En la provincia de Imbabura, los ancianos cuentan que, hace mucho tiempo, un diablillo astuto rondaba la región, buscando la forma de atraer a los hombres hacia sus engaños. Conocía bien las debilidades humanas, especialmente su fascinación por el dinero, el poder y las cosas lujosas. Así que, al llegar la Navidad, ideó un plan perfecto para hacer caer a los más ambiciosos en su trampa, aprovechando la ilusión de estas fechas.
El diablillo, siempre atento, pensó que un disfraz de Papá Noel sería ideal para acercarse a sus víctimas sin levantar sospechas. Se envolvió en un traje rojo y brillante, añadió detalles blancos en los bordes y se cubrió con una barba tan larga y rizada que parecía real. Completó el disfraz con unas botas negras y un saco lleno de “regalos” al hombro. Se veía tan convincente que, al pasear por las calles, todos lo reconocían como el alegre personaje navideño y le sonreían al verlo pasar.

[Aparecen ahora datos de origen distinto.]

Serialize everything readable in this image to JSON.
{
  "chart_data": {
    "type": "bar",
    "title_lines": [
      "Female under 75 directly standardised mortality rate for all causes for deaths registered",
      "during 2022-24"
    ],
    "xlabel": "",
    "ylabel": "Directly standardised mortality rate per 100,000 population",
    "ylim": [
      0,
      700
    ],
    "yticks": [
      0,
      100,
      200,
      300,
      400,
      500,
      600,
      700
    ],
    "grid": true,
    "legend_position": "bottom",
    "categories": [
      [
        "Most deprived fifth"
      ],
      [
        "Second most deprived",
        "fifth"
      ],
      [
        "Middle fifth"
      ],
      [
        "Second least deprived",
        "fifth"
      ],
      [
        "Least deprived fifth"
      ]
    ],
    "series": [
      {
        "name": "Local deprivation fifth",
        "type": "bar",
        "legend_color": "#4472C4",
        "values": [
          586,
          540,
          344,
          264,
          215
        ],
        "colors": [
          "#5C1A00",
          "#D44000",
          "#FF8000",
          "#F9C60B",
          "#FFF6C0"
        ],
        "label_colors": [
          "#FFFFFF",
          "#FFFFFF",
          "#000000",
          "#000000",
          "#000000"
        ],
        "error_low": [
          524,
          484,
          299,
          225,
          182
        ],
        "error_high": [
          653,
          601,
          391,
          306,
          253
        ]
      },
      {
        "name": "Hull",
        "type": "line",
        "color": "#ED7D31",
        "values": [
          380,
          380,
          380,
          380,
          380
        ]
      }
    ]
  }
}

Por las noches, mientras todos dormían, el falso Papá Noel recorría las casas y buscaba a aquellos cuyas mentes estaban llenas de deseos de riqueza y lujos. A cada uno le ofrecía cumplir sus sueños, hablándoles con palabras tan dulces y promesas tan irresistibles que pocos podían negarse. Mostraba joyas, monedas y otros tesoros que parecían brillar más que las estrellas, y les aseguraba que todas esas riquezas serían suyas sin demora. Sin embargo, escondido en el fondo de su saco, llevaba un oscuro secreto que nadie notaba: cada “regalo” que ofrecía venía con un precio muy alto. Los que aceptaban no sabían que, junto con esos regalos, entregaban una parte de su tranquilidad, su paz y su felicidad.
Con el paso del tiempo, muchos de los que habían aceptado los regalos del falso Papá Noel empezaron a notar que, aunque ahora tenían todo lo que alguna vez habían deseado, no eran verdaderamente felices. A su alrededor, la Navidad parecía llena de amor y paz, pero en sus corazones algo faltaba. Algunos comenzaron a sentirse inquietos, otros perdieron el brillo en la mirada y algunos, sin explicación, simplemente desaparecieron. Nadie sabía dónde habían ido, pero los ancianos decían que algo malo les había pasado por confiar en el diablillo disfrazado.
Desde entonces, en Imbabura, los abuelos cuentan esta historia a los niños cada Navidad para recordarles que la verdadera felicidad no viene de las cosas materiales. Les enseñan que el verdadero sentido de la Navidad no está en los regalos caros, sino en compartir momentos con la familia, en dar cariño y en ser generosos. También les explican que no todo lo que brilla es oro y que la magia de esta época se encuentra en el amor y en la alegría de estar juntos. Así, los niños aprenden a valorar lo esencial y a no dejarse deslumbrar por las apariencias.